Tantas camadas de terceirização também facilita para as empresas se eximirem de culpa — e dificulta para os consumidores que querem boicotar essas marcas de suas compras. Isso tudo resulta ainda na impunidade de quem lucra com o trabalho escravo.
Fonte: Repositório de imagens NZN
Outra justificativa para esse problema é a falta de políticas públicas de educação. Tanto para que as pessoas pobres não sejam "presa fácil" para esses recrutadores, quanto para que eles saibam de seus direitos e possam lutar por eles.
No caso de Bento Gonçalves, outros lados do problema ficaram evidentes. Uma entidade que representa o empresariado local justificou a situação pela "falta de mão de obra" e afirmou haver pessoas que não querem trabalhar por causa dos programas assistenciais do governo.
Essa justificativa encontra eco na fala xenofóbica de um vereador de Caxias do Sul, noticiada em 28 de fevereiro. Segundo ele, as vinícolas da região não deveriam contratar "esse pessoal lá de cima", pois eles seriam "preguiçosos" e tais denúncias de trabalho análogo à escravidão seriam um exagero. Ele diz, ainda, que contratar argentinos seria muito melhor, já que eles são limpos e "agradecem pelo emprego".
Essa oposição entre "preguiçosos" e "trabalhadores", sempre com viés racista e xenofóbico, pode ser relacionada à própria cultura da imigração europeia. Vinícolas como a Salton foram fundadas por famílias de origem italiana — e, frequentemente, nós ouvimos que os imigrantes italianos prosperaram no Brasil com "o suor de seu trabalho".

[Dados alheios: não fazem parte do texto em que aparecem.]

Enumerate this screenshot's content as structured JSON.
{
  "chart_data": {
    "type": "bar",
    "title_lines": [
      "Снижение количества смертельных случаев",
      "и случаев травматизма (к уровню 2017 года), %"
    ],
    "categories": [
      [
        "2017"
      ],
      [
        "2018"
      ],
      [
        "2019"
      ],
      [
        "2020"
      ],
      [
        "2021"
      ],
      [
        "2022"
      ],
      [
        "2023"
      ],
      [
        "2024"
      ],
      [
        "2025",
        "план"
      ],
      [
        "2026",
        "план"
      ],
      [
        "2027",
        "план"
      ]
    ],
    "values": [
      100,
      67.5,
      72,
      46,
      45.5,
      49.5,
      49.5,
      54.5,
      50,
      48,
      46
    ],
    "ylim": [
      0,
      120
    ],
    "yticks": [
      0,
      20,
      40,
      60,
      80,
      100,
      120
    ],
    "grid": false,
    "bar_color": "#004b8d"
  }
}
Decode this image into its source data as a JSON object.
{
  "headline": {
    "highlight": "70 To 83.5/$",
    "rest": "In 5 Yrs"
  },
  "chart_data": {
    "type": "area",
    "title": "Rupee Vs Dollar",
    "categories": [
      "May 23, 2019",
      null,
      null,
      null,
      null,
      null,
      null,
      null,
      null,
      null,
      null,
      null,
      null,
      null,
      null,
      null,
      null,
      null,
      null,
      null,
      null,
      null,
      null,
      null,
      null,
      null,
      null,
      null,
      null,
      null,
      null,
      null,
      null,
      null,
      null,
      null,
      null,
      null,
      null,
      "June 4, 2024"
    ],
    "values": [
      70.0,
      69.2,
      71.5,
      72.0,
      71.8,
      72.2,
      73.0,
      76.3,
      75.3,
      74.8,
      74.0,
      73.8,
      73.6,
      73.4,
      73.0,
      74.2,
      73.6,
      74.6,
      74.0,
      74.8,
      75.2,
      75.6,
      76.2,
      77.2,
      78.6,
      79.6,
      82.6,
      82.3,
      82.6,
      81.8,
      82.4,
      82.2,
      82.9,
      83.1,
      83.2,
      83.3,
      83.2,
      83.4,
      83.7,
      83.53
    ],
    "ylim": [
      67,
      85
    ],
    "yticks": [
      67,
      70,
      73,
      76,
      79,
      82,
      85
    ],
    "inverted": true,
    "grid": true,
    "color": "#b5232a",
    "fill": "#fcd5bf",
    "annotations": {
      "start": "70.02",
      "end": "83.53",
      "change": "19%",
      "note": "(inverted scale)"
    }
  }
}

Fonte: Repositório de imagens NZN
A historiadora Carla Menegat explica que os italianos não chegaram na serra gaúcha sem condições, como muitos defendem. De fato, eram regiões que recebiam menos atenção do estado que as capitais, mas os italianos chegavam lá com direito de usufruir das terras com ótimas condições de compra. Em muitos casos, homens negros livres ou os indígenas eram removidos dessas terras para cedê-las aos italianos.
Nesse contexto, esse mito do "esforço próprio" é mais uma ferramenta utilizada para colocar os supostos "preguiçosos" em oposição aos "trabalhadores que prosperaram" — e tentar justificar essa exploração de uns pelos outros.
No fim das contas, os trabalhadores baianos queriam trabalhar. Mas em condições adequadas e não análogas à escravidão.